An end to the furlough scheme
The furlough scheme ends on 30 September and employers will have to take hard decisions on the future and viability of many jobs. Some businesses have been propped up artificially throughout furlough. For others, rising costs, changing markets and external pressures mean many jobs are no longer sustainable and can’t be maintained without external support.
Since March 2020 11.6 million UK workers have been furloughed because of Covid-19. By August 2021, this figure was 1.6 million people. The Office for National Statistics reports an estimated 953,000 job vacancies from May to July 2021; a record high. However, not all of the people who will be made redundant will fit neatly into one of these vacant roles. A study from the LSE Programme of Innovation and Diffusion released in August 2021 noted that one million workers are employed in businesses which fear closure. Inevitably some sectors are being hit disproportionately by the impact of Covid-19 with the entertainment, retail and travel industries relying more heavily on furlough support.
Rising prices and inflation
No-one can have failed to predict the price increase with energy cap changes on 1 October, well that is except the government apparently. However, the massive international increase in gas prices (albeit the UK has some of the highest gas market prices in Europe), the rapid collapse of smaller energy providers, depleted gas reserves and the failure to rapidly expand green energy and invest in a sustainable home insulation programme will mean an increase of energy costs of up to 40%. This increase in prices will drive an extra half million people into fuel poverty.
In the last week, as the delivery driver crisis worsened, we saw more empty shelves in supermarkets and the inevitable shortages in some petrol stations.
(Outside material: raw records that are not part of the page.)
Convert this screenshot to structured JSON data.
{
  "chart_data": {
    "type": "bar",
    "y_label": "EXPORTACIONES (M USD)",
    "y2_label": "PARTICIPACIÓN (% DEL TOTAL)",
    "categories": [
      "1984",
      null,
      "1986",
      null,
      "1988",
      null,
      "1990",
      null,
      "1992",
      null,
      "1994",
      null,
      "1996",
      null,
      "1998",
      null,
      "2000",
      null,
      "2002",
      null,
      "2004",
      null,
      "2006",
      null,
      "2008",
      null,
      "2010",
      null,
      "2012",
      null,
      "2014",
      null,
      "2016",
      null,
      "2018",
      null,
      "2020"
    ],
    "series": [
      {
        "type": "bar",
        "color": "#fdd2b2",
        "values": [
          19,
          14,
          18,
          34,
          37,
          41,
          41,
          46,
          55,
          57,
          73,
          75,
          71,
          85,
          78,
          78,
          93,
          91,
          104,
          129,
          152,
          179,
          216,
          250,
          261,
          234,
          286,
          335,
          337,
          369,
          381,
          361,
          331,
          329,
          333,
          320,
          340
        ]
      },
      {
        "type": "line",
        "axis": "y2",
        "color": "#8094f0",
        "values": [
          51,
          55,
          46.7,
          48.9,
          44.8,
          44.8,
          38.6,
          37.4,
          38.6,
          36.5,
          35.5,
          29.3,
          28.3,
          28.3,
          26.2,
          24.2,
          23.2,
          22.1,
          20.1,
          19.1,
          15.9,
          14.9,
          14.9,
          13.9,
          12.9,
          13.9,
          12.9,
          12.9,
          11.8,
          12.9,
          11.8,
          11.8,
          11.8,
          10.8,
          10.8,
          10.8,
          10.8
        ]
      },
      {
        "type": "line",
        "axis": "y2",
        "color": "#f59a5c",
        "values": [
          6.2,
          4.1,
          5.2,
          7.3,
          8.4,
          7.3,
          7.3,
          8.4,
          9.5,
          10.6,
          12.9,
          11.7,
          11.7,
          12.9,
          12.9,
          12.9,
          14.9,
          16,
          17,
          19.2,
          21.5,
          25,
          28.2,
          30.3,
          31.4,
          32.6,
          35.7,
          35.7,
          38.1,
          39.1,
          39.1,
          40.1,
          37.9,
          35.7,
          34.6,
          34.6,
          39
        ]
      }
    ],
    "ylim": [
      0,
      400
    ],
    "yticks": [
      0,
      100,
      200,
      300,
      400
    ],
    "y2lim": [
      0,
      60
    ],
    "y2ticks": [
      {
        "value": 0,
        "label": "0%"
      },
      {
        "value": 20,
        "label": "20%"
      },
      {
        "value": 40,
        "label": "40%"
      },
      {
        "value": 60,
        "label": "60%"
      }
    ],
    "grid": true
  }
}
All of these hazards will lead to an increase in inflation, at a time when our poorest households are facing significant benefit cuts. UK inflation made its biggest jump on record in August 2021 (3.2% in August up from 2% in July). The public sector pay freeze (teachers, council staff, firefighters, police civil services and armed forces) imposed in November 2020 on1.3 million workers means an in-year cut for them; whilst the NHS workers 3% pay deal is more than erased by this jump in inflation.
People used to look forward to a brighter future but April 2022 will bring a1.25% increase in Employee National Insurance and the 1.25% increase in Employers National Insurance, a freeze on Income Tax thresholds, the (temporary) scrapping of the triple lock on pensions, and another review of the energy price cap.
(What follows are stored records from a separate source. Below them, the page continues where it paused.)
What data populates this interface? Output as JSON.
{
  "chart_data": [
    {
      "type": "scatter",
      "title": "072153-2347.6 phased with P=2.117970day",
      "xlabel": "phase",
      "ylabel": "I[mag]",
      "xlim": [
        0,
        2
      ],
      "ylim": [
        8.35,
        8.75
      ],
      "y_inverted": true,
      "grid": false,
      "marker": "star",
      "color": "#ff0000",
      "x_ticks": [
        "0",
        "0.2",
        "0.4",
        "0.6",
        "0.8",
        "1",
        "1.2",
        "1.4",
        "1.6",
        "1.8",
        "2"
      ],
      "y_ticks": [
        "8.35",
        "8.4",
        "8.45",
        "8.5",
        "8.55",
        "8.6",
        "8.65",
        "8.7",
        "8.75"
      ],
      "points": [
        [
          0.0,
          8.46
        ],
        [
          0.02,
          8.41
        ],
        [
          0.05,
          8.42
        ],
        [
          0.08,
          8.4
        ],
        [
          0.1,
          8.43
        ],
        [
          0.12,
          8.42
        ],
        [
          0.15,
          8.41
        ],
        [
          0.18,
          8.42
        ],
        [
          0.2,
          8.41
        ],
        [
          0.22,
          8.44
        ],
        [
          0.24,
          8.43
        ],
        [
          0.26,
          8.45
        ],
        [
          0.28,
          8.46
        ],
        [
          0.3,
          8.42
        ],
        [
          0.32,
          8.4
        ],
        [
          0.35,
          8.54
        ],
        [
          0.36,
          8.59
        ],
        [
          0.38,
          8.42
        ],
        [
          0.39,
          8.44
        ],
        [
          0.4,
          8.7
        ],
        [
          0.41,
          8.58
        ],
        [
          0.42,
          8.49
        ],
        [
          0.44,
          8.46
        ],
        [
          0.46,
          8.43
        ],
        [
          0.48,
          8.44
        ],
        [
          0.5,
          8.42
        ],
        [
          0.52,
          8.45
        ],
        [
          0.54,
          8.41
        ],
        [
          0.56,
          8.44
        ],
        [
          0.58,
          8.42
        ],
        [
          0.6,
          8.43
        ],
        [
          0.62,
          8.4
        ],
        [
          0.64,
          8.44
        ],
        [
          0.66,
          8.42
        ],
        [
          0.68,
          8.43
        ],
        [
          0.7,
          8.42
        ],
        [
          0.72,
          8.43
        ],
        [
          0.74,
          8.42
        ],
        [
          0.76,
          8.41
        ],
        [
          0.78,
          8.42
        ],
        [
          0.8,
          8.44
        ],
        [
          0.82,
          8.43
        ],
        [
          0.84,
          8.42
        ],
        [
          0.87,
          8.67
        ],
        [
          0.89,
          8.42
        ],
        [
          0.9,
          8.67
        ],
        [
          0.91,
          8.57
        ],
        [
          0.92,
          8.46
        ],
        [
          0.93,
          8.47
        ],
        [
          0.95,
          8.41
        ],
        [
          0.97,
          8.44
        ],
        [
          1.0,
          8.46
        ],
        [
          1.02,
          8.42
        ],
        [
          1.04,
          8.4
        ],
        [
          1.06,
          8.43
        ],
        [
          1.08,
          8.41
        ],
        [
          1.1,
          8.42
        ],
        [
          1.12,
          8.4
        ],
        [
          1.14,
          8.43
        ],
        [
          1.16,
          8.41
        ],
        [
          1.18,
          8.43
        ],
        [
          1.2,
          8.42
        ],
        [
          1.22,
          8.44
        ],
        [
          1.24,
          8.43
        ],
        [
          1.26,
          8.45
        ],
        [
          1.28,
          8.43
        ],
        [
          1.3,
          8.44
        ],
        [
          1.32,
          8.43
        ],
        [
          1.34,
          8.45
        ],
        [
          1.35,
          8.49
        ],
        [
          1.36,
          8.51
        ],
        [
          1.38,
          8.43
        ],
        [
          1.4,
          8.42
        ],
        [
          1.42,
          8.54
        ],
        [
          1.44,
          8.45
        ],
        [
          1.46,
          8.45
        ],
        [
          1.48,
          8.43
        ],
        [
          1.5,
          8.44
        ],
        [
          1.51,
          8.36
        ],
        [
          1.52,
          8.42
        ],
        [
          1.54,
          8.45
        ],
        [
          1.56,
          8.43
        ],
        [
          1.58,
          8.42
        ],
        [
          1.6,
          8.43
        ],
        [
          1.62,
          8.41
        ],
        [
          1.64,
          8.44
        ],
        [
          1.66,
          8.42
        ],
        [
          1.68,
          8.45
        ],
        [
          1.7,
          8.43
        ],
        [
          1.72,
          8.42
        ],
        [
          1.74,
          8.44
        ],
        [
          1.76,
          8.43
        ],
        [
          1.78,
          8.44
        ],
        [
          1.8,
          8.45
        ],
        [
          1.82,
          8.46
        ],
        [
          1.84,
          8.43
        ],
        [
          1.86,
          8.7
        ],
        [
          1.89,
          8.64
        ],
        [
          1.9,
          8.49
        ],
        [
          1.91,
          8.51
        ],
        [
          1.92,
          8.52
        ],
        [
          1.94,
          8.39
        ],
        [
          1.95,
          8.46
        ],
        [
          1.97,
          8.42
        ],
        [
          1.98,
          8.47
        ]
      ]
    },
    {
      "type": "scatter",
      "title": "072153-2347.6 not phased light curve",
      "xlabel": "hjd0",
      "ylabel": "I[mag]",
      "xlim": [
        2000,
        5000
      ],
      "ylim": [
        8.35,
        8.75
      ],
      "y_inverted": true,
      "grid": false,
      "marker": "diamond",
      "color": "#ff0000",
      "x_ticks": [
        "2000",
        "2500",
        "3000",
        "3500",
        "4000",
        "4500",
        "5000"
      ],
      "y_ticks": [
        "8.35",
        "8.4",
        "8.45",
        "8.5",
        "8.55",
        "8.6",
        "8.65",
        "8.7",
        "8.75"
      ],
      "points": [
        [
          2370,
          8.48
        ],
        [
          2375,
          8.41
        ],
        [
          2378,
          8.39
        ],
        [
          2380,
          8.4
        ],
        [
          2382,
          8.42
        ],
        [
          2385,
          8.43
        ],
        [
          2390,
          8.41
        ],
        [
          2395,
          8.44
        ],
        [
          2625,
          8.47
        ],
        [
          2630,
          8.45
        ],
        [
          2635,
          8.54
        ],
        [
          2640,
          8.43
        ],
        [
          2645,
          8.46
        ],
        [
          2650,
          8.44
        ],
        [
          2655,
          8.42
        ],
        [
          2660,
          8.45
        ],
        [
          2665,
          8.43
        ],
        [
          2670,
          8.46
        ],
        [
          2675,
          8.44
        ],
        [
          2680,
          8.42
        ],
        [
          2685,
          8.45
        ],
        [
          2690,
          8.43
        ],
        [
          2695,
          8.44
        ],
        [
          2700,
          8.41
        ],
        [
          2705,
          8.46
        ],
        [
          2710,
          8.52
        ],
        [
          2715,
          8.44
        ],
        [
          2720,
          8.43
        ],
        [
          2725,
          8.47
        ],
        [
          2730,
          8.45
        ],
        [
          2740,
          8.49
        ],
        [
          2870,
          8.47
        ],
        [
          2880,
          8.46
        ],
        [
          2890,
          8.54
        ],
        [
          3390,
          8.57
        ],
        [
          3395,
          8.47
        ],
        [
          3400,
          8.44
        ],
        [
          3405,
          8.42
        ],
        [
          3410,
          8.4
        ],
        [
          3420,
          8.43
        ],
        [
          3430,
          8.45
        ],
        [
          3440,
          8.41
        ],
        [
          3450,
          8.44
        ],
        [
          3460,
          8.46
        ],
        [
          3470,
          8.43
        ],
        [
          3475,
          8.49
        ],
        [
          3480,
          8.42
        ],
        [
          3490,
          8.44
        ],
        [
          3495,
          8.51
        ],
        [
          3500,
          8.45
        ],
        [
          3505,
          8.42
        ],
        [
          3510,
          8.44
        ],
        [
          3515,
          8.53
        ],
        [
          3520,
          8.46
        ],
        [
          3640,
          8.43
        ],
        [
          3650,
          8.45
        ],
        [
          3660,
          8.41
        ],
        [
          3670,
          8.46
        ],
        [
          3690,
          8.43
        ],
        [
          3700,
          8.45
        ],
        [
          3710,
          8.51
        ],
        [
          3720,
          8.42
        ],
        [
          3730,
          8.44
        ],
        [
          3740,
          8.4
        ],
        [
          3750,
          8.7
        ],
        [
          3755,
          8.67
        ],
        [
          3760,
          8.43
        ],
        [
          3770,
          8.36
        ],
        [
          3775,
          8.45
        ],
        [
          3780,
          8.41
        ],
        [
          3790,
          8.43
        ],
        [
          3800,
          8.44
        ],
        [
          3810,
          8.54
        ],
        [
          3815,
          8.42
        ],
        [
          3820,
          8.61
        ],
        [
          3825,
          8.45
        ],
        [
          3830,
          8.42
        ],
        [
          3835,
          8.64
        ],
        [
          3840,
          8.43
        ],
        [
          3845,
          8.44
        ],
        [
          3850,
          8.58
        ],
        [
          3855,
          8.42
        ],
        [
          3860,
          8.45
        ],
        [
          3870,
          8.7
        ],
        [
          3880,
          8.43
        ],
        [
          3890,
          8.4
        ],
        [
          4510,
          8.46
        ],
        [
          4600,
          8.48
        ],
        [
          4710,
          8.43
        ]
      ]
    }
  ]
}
Make no mistake, these are not a set of unrelated and unfortunate circumstances, but indicate the structural and political malaise within the UK government. It reacts to individual crises separately and refuses to recognise the connections between climate emergency, poverty and the impacts of Covid-19. It is the interventionist approaches where the state has been forced to take action, such as furlough, which have worked and provided protection.
It will be interesting to see how all of this rebounds politically and will it be petrol, rather than poverty or prices that will prove poisonous to the current government?
But winter is coming and there will be too many people outside the castle walls.